In 1867, after the departure of the Prussian garrison, the abbey was again transformed into a prison. Since 1830, Luxembourg had no room for its prisoners, because the convicts who had been imprisoned in Vilvoorde and Antwerp from 1815 to 1830, were brought back to Luxembourg after the Belgian revolution. From 1869 to 1985 the men’s prison was located in these premises. To keep the prisoners busy, the Tutesall, the present Robert Krieps room, was built, where they had to make paper bags, wicker chairs, book bindings etc.

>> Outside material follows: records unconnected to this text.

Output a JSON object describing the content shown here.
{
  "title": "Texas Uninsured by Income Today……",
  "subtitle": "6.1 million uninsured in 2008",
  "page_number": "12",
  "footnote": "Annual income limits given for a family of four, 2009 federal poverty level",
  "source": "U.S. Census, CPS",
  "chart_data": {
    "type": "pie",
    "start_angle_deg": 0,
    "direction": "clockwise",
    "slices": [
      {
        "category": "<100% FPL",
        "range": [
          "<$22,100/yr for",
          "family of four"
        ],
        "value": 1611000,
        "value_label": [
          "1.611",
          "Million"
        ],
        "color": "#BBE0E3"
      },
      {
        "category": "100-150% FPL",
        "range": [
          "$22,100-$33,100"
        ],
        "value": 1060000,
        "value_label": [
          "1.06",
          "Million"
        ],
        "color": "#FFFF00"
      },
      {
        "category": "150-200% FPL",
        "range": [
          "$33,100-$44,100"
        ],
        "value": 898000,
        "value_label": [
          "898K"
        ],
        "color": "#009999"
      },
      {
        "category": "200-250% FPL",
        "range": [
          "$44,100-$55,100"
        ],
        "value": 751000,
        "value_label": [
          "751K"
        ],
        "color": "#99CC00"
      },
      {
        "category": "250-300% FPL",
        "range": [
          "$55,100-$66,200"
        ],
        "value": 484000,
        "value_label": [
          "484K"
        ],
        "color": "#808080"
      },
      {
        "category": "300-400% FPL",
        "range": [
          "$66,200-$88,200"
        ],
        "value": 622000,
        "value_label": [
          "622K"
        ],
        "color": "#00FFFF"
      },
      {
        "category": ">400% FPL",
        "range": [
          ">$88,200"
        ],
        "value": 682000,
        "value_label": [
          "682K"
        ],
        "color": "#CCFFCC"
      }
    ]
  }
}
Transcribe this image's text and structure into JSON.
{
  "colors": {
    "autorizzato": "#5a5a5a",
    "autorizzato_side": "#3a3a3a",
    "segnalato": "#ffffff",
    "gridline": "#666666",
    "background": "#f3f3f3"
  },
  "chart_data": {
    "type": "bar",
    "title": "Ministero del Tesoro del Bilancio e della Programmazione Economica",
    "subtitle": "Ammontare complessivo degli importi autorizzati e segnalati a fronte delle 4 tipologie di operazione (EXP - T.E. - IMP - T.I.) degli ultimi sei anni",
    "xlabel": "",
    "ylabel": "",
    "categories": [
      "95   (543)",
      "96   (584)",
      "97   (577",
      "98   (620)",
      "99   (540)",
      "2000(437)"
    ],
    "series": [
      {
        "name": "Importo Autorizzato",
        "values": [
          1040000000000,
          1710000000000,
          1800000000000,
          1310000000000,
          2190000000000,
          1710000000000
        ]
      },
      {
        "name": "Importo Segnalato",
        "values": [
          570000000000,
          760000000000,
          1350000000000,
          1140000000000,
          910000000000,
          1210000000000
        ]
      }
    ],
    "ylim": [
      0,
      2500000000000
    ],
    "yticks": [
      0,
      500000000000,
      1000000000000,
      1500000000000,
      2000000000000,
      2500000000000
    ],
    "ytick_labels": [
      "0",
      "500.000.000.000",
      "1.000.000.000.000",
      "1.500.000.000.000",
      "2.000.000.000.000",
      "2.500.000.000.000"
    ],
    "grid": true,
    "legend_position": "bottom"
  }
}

1940-1944: the Nazi prison

It was here that the political prisoners arrested by the Gestapo between 1940 and 1944 were held, before being transferred to Trier prison and the Hinzert concentration camp or elsewhere due to lack of space. For some, a gesture of farewell or a glance towards the old town’s ledge was the last contact with relatives or friends who were watching from above in the prison courtyard, before they were evacuated to their place of execution. Some four thousand men and women passed through here during the Second World War, Luxembourg resistance fighters as well as Italian anti-fascists and other political opponents of the Nazi dictatorship.

 

Shortcomings

The history of the seigniory of Münster, i.e. its possessions and revenues, in the city, especially in the Grund, and outside, as well as the conflicts to which it gave rise, e.g. over the right to fish in the Alzette, which was contested by the city of Luxembourg in the 16th century, remains entirely unwritten. Its archives are kept in the A.XXXVI collection of the National Archives, so that only the interest of a future historian is still lacking to exploit them. The transfer of the monks to the Grund and the architectural transformations that the Hospice Saint-Jean underwent are far from being definitively clarified. The building next to the church choir, which today houses the Service des Sites et Monuments Nationaux, has not been the subject of any research, and neither the date of construction nor the original function is known. We are still waiting for a somewhat definitive report on the archaeological excavations that were carried out in the grounds of the former abbey in view of the installation of the Neumünster Cultural Encounter Centre; all the texts published to date by the archaeologist in charge of the work are said to be provisional, but the client does not seem to have foreseen the publication of a report in his specifications. The history of the buildings during the period in which they were used as a prison has yet to be written, since apart from a brief summary by N. A. Ensch (former director of the prison) from 1934, no historian’s work has ever been devoted to this period. Not everything has been said about the Nazi period either. The Golden Book of the Luxembourg Resistance, published in 1952, as well as the Golden Book of Prisons, published in 1996, list the names of some four thousand men and women who were imprisoned by the Gestapo and other German political police, but deliberately omit the names of non-Luxembourgish prisoners, e.g. Italian antifascists. The names of non-Luxembourgish prisoners, e.g. Italian anti-fascists, who were also imprisoned in the Grund by the Nazis, are deliberately omitted.